Leases of urban real estate for residential use are divided into two groups:
a) rent-free leases (4+4);
b) agreed leases (3+2).
The difference is about:
a) the duration of the contract;
b) the amount of the rent.
In the case of rent-free leases, the parties are free to set the amount of the rent in accordance with market prices; in agreed leases, on the other hand, the rent is established by the parties according to certain criteria laid down in territorial agreements signed by the most representative building ownership organisations and tenants' organisations.
We recall leases for residential use are governed by the following regulatory sources:
a) Civil Code (art. 1571 ff.);
b) Law 392/1978 (Rules about leases of urban property);
c) Law 431/1998 (Leases and release of real estate for residential use).
Law 431/1998 completely reviewed the regulation of leases for residential use.
Previously, the matter was regulated by Law 392/1978, which is still partly in force, and by Law 359/1992, now replaced, which introduced the possibility of entering into free-rent tenancy contracts provided that the tenancy was for a minimum duration of four years, renewable for a further four years.
Some rules of Law 431/1998 do not apply to the letting of listed buildings, public housing, tourist and temporary rentals.
WHO HAS THE RIGHT TO RENT?
In the civil law sense, anyone who holds the right of ownership over a property or a share of it may be involved in the administration of the common property.
This means that the lease is valid and effective even if it is signed by only one co-owner.
FORM OF THE CONTRACT
According to settled case law of the Supreme Court, lease agreements for residential use must be in writing ad substantiam.
This means that, contrary to the general rule valid for non-housing leases, tenancy agreements for residential use must be in writing under penalty of absolute nullity, which may be detected ex officio by the court and at the request of a party.
Only if the tenant proves that the verbal form has been imposed by the landlord will the nullity be relative, that is detectable only at the tenant's request.
This is called "protective" nullity that the law places in place to protect the tenant, considered a "weaker party".

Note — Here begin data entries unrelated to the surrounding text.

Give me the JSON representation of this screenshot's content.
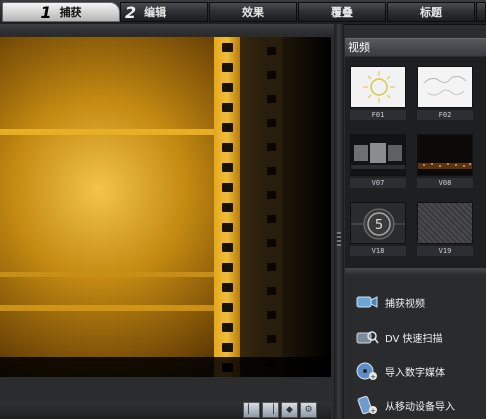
{
  "tabs": [
    {
      "num": "1",
      "label": "捕获",
      "active": true
    },
    {
      "num": "2",
      "label": "编辑",
      "active": false
    },
    {
      "label": "效果"
    },
    {
      "label": "覆叠"
    },
    {
      "label": "标题"
    }
  ],
  "library": {
    "title": "视频",
    "thumbs": [
      "F01",
      "F02",
      "V07",
      "V08",
      "V18",
      "V19"
    ]
  },
  "countdown_digit": "5",
  "actions": [
    {
      "label": "捕获视频",
      "icon": "video-camera-icon"
    },
    {
      "label": "DV 快速扫描",
      "icon": "dv-scan-icon"
    },
    {
      "label": "导入数字媒体",
      "icon": "import-disc-icon"
    },
    {
      "label": "从移动设备导入",
      "icon": "mobile-device-icon"
    }
  ],
  "colors": {
    "film_gold": "#e0a21a",
    "panel_bg": "#2b2c2e"
  }
}
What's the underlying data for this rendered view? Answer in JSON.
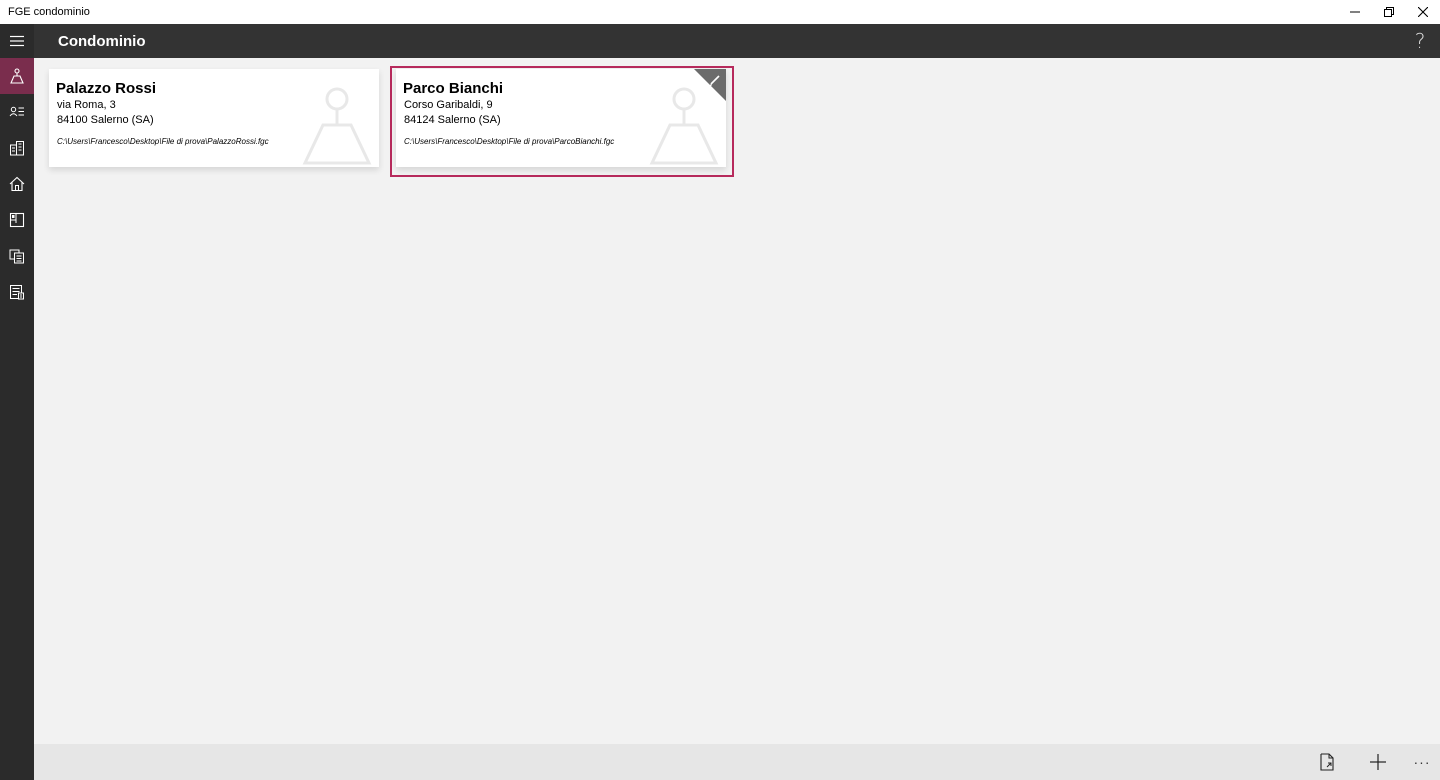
{
  "window": {
    "title": "FGE condominio"
  },
  "header": {
    "title": "Condominio",
    "help_label": "?"
  },
  "sidebar": {
    "items": [
      {
        "icon": "hamburger-menu-icon"
      },
      {
        "icon": "condominium-icon",
        "active": true
      },
      {
        "icon": "contacts-list-icon"
      },
      {
        "icon": "buildings-icon"
      },
      {
        "icon": "home-icon"
      },
      {
        "icon": "floor-plan-icon"
      },
      {
        "icon": "documents-icon"
      },
      {
        "icon": "report-icon"
      }
    ]
  },
  "cards": [
    {
      "name": "Palazzo Rossi",
      "address": "via Roma, 3",
      "city": "84100 Salerno (SA)",
      "path": "C:\\Users\\Francesco\\Desktop\\File di prova\\PalazzoRossi.fgc",
      "selected": false
    },
    {
      "name": "Parco Bianchi",
      "address": "Corso Garibaldi, 9",
      "city": "84124 Salerno (SA)",
      "path": "C:\\Users\\Francesco\\Desktop\\File di prova\\ParcoBianchi.fgc",
      "selected": true
    }
  ],
  "bottombar": {
    "more_label": "···"
  },
  "colors": {
    "accent": "#b72a5c",
    "sidebar_active": "#7a2d4d",
    "header_bg": "#333333",
    "sidebar_bg": "#2b2b2b"
  }
}
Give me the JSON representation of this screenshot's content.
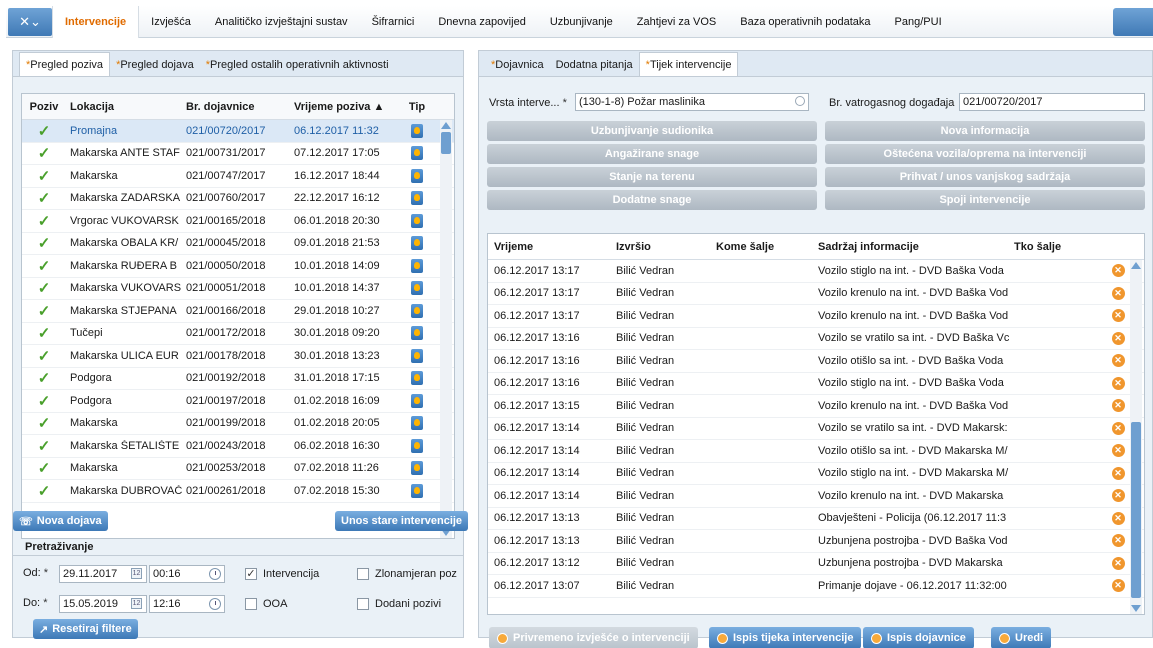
{
  "menubar": {
    "app_icon": "wrench-icon",
    "items": [
      {
        "label": "Intervencije",
        "active": true
      },
      {
        "label": "Izvješća"
      },
      {
        "label": "Analitičko izvještajni sustav"
      },
      {
        "label": "Šifrarnici"
      },
      {
        "label": "Dnevna zapovijed"
      },
      {
        "label": "Uzbunjivanje"
      },
      {
        "label": "Zahtjevi za VOS"
      },
      {
        "label": "Baza operativnih podataka"
      },
      {
        "label": "Pang/PUI"
      }
    ]
  },
  "left": {
    "subtabs": [
      {
        "star": "*",
        "label": "Pregled poziva",
        "active": true
      },
      {
        "star": "*",
        "label": "Pregled dojava"
      },
      {
        "star": "*",
        "label": "Pregled ostalih operativnih aktivnosti"
      }
    ],
    "columns": {
      "poziv": "Poziv",
      "lokacija": "Lokacija",
      "br": "Br. dojavnice",
      "vrijeme": "Vrijeme poziva ▲",
      "tip": "Tip"
    },
    "rows": [
      {
        "lokacija": "Promajna",
        "br": "021/00720/2017",
        "vrijeme": "06.12.2017 11:32"
      },
      {
        "lokacija": "Makarska ANTE STAF",
        "br": "021/00731/2017",
        "vrijeme": "07.12.2017 17:05"
      },
      {
        "lokacija": "Makarska",
        "br": "021/00747/2017",
        "vrijeme": "16.12.2017 18:44"
      },
      {
        "lokacija": "Makarska ZADARSKA",
        "br": "021/00760/2017",
        "vrijeme": "22.12.2017 16:12"
      },
      {
        "lokacija": "Vrgorac VUKOVARSK",
        "br": "021/00165/2018",
        "vrijeme": "06.01.2018 20:30"
      },
      {
        "lokacija": "Makarska OBALA KR/",
        "br": "021/00045/2018",
        "vrijeme": "09.01.2018 21:53"
      },
      {
        "lokacija": "Makarska RUĐERA B",
        "br": "021/00050/2018",
        "vrijeme": "10.01.2018 14:09"
      },
      {
        "lokacija": "Makarska VUKOVARS",
        "br": "021/00051/2018",
        "vrijeme": "10.01.2018 14:37"
      },
      {
        "lokacija": "Makarska STJEPANA",
        "br": "021/00166/2018",
        "vrijeme": "29.01.2018 10:27"
      },
      {
        "lokacija": "Tučepi",
        "br": "021/00172/2018",
        "vrijeme": "30.01.2018 09:20"
      },
      {
        "lokacija": "Makarska ULICA EUR",
        "br": "021/00178/2018",
        "vrijeme": "30.01.2018 13:23"
      },
      {
        "lokacija": "Podgora",
        "br": "021/00192/2018",
        "vrijeme": "31.01.2018 17:15"
      },
      {
        "lokacija": "Podgora",
        "br": "021/00197/2018",
        "vrijeme": "01.02.2018 16:09"
      },
      {
        "lokacija": "Makarska",
        "br": "021/00199/2018",
        "vrijeme": "01.02.2018 20:05"
      },
      {
        "lokacija": "Makarska ŠETALIŠTE",
        "br": "021/00243/2018",
        "vrijeme": "06.02.2018 16:30"
      },
      {
        "lokacija": "Makarska",
        "br": "021/00253/2018",
        "vrijeme": "07.02.2018 11:26"
      },
      {
        "lokacija": "Makarska DUBROVAČ",
        "br": "021/00261/2018",
        "vrijeme": "07.02.2018 15:30"
      }
    ],
    "nova_dojava": "Nova dojava",
    "unos_stare": "Unos stare intervencije",
    "search_title": "Pretraživanje",
    "od_label": "Od:",
    "do_label": "Do:",
    "req": "*",
    "od_date": "29.11.2017",
    "od_time": "00:16",
    "do_date": "15.05.2019",
    "do_time": "12:16",
    "cal_glyph": "12",
    "cb_intervencija": "Intervencija",
    "cb_ooa": "OOA",
    "cb_zlonamjeran": "Zlonamjeran poz",
    "cb_dodani": "Dodani pozivi",
    "check_mark": "✓",
    "resetiraj": "Resetiraj filtere"
  },
  "right": {
    "subtabs": [
      {
        "star": "*",
        "label": "Dojavnica"
      },
      {
        "star": "",
        "label": "Dodatna pitanja"
      },
      {
        "star": "*",
        "label": "Tijek intervencije",
        "active": true
      }
    ],
    "vrsta_label": "Vrsta interve...",
    "vrsta_value": "(130-1-8) Požar maslinika",
    "br_vatro_label": "Br. vatrogasnog događaja",
    "br_vatro_value": "021/00720/2017",
    "buttons_left": [
      "Uzbunjivanje sudionika",
      "Angažirane snage",
      "Stanje na terenu",
      "Dodatne snage"
    ],
    "buttons_right": [
      "Nova informacija",
      "Oštećena vozila/oprema na intervenciji",
      "Prihvat / unos vanjskog sadržaja",
      "Spoji intervencije"
    ],
    "columns": {
      "vrijeme": "Vrijeme",
      "izvrsio": "Izvršio",
      "kome": "Kome šalje",
      "sadrzaj": "Sadržaj informacije",
      "tko": "Tko šalje"
    },
    "rows": [
      {
        "vrijeme": "06.12.2017 13:17",
        "izvrsio": "Bilić Vedran",
        "sadrzaj": "Vozilo stiglo na int. - DVD Baška Voda"
      },
      {
        "vrijeme": "06.12.2017 13:17",
        "izvrsio": "Bilić Vedran",
        "sadrzaj": "Vozilo krenulo na int. - DVD Baška Vod"
      },
      {
        "vrijeme": "06.12.2017 13:17",
        "izvrsio": "Bilić Vedran",
        "sadrzaj": "Vozilo krenulo na int. - DVD Baška Vod"
      },
      {
        "vrijeme": "06.12.2017 13:16",
        "izvrsio": "Bilić Vedran",
        "sadrzaj": "Vozilo se vratilo sa int. - DVD Baška Vc"
      },
      {
        "vrijeme": "06.12.2017 13:16",
        "izvrsio": "Bilić Vedran",
        "sadrzaj": "Vozilo otišlo sa int. - DVD Baška Voda"
      },
      {
        "vrijeme": "06.12.2017 13:16",
        "izvrsio": "Bilić Vedran",
        "sadrzaj": "Vozilo stiglo na int. - DVD Baška Voda"
      },
      {
        "vrijeme": "06.12.2017 13:15",
        "izvrsio": "Bilić Vedran",
        "sadrzaj": "Vozilo krenulo na int. - DVD Baška Vod"
      },
      {
        "vrijeme": "06.12.2017 13:14",
        "izvrsio": "Bilić Vedran",
        "sadrzaj": "Vozilo se vratilo sa int. - DVD Makarsk:"
      },
      {
        "vrijeme": "06.12.2017 13:14",
        "izvrsio": "Bilić Vedran",
        "sadrzaj": "Vozilo otišlo sa int. - DVD Makarska M/"
      },
      {
        "vrijeme": "06.12.2017 13:14",
        "izvrsio": "Bilić Vedran",
        "sadrzaj": "Vozilo stiglo na int. - DVD Makarska M/"
      },
      {
        "vrijeme": "06.12.2017 13:14",
        "izvrsio": "Bilić Vedran",
        "sadrzaj": "Vozilo krenulo na int. - DVD Makarska"
      },
      {
        "vrijeme": "06.12.2017 13:13",
        "izvrsio": "Bilić Vedran",
        "sadrzaj": "Obavješteni - Policija (06.12.2017 11:3"
      },
      {
        "vrijeme": "06.12.2017 13:13",
        "izvrsio": "Bilić Vedran",
        "sadrzaj": "Uzbunjena postrojba - DVD Baška Vod"
      },
      {
        "vrijeme": "06.12.2017 13:12",
        "izvrsio": "Bilić Vedran",
        "sadrzaj": "Uzbunjena postrojba - DVD Makarska"
      },
      {
        "vrijeme": "06.12.2017 13:07",
        "izvrsio": "Bilić Vedran",
        "sadrzaj": "Primanje dojave - 06.12.2017 11:32:00"
      }
    ],
    "x_glyph": "✕",
    "bottom_buttons": [
      {
        "label": "Privremeno izvješće o intervenciji",
        "disabled": true
      },
      {
        "label": "Ispis tijeka intervencije"
      },
      {
        "label": "Ispis dojavnice"
      },
      {
        "label": "Uredi"
      }
    ]
  }
}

The written form ad substantiam is also necessary for the termination of the contract.
Any verbal termination agreement must be considered absolutely null and void.
In a rent-free lease the rent is freely set by the parties.
The term 'freely' does not mean 'arbitrarily'. Even in the absence of mediation, the parties refer to the minimum and maximum rental values per square metre indicated by the Revenue Agency in accordance with the position of the property.
Of course, an appropriate rent will have to take into account the internal state of the property and other specific elements (floor, exposure, facilities, presence of furniture, parking space, etc.).
The amount of the rent results from the written and registered agreement: any agreement granting the lessor a higher rent than that one stated in the contract is null and void.
DURATION OF THE LEASE
The minimum legal duration of the free rental agreement is 4 years, renewable for another 4 years.
The rule relates to the minimum duration: leases may be concluded for a longer minimum duration, but never less than 4 years, provided that the rental duration does not exceed 30 years.
This rule is mandatory: if the duration in the contract is less than 4 years, it is automatically brought back to what law established.
The nullity (for contrariety to mandatory rules) is partial and does not affect the entire contract: the invalid clause is replaced by a conforming clause as of right.
The landlord is required to register the tenancy agreement within 30 days of signing it.
Within the next 60 days, the landlord shall notify the tenant and the condominium administrator of the registration in order to update the condominium register.
If the lease is concluded through the mediation of a real estate agent, he is jointly and severally obliged, together with the landlord, to pay the taxes on the contracts concluded as a result of his intervention.
Understanding the rights and obligations arising from a tenancy agreement is extremely important.
That is why it is advisable to seek professional advice before signing any agreement.
The real estate agent also acts as consultant offering valuable support for landlords and tenants, both in terms of the fairness of the rent and the contractual balance between the parties.